Figure 5. Effect of ATP-γ-S plus forskolin on ANP induced I_CaL inhibition.

Aa, time course shows that ANP depressed forskolin pre-stimulated I_CaL, however the depressed effect of ANP on forskolin pre-stimulated I_CaL was abolished in the presence of ATP-γ-S (Ba). The insets are traces recorded in the same cells as time courses. Ab & Bb, percentage of cells with or without responding to ANP. Ac & Bc, density of peak I_CaL. *P<0.05 compared with control.

Figure 6. PTX did not abolish ANP induced I_CaL inhibition.

Aa, time course demonstrates that in PTX pre-treated cardiomyocytes derived from ES cells ANP still inhibited I_CaL. Ba, time course of PTX positive control experiment which indicates PTX abolished CCh caused inhibition on I_CaL. Ab and Bb,percentage of cells with or without responding to ANP(Ab) or CCh (Bb). Ac and Bc, density of peak I_CaL. *P<0.05 compared with control.

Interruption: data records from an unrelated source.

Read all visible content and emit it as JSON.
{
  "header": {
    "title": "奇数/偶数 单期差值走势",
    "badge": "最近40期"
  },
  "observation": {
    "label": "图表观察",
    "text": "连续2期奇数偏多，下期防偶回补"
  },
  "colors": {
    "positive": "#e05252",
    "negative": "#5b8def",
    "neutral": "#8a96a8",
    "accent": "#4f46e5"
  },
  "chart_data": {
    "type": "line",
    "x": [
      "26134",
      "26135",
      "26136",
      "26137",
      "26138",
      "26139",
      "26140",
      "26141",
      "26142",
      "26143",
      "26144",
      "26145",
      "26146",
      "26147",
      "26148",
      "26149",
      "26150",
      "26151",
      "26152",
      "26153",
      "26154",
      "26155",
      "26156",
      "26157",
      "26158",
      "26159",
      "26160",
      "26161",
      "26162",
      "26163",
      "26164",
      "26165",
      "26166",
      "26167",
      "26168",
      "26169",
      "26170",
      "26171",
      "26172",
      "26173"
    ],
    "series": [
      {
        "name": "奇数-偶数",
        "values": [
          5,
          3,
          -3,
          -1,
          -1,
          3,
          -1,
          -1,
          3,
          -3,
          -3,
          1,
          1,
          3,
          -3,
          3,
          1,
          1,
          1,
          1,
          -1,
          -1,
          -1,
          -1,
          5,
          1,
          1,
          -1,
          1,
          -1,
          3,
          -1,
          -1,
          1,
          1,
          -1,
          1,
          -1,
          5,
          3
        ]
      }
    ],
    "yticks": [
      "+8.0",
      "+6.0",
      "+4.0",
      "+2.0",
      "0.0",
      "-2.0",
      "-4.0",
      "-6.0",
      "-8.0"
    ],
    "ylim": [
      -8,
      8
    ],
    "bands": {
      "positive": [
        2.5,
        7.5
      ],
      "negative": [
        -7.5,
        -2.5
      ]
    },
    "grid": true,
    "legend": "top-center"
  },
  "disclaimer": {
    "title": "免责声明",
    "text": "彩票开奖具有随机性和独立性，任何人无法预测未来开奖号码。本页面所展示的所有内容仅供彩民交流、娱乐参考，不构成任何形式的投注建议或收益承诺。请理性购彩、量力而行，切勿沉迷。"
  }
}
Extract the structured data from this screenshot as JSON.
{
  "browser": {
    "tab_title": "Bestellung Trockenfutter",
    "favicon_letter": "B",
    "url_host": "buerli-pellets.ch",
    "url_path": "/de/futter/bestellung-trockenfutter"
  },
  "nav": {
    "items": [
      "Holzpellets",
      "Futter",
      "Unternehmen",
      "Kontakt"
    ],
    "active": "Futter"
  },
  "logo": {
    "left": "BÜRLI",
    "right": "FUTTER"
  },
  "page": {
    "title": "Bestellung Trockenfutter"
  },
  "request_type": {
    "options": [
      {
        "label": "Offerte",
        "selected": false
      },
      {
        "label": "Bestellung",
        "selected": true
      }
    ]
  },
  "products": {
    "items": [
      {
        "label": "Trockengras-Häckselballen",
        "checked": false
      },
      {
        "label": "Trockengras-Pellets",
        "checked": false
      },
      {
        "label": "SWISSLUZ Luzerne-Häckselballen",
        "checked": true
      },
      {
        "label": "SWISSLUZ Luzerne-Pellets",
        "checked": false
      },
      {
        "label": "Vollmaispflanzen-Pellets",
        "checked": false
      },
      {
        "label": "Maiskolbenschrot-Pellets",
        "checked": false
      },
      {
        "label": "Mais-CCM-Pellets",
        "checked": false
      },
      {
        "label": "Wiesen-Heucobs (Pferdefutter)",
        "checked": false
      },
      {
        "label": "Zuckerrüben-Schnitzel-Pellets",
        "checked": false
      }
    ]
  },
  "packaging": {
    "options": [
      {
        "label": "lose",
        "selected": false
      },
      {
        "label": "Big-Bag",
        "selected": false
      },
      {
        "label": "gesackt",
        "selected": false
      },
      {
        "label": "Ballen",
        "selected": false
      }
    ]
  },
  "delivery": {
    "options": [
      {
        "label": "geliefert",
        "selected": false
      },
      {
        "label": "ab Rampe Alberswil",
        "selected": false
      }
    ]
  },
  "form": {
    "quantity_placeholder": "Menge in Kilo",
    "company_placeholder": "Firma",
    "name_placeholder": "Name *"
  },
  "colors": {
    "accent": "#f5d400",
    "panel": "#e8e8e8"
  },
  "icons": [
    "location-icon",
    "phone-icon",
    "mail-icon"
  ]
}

Figure 7. PDE2-cAMP-PKA pathway of ANP depression on I_CaL.

A, time course of I_CaL (a) shows ANP still inhibits the current in KT5823, a PKG selective inhibitor, pre-treated myocytes in about 70% cells tested (b); Ac, density of peak I_CaL. B, time course (a) demonstrates that ANP fails to depress I_CaL in the presence of EHNA, a PDE2 selective inhibitor, in almost all cells tested (b). Bc, density of peak I_CaL. *P<0.05 compared with control.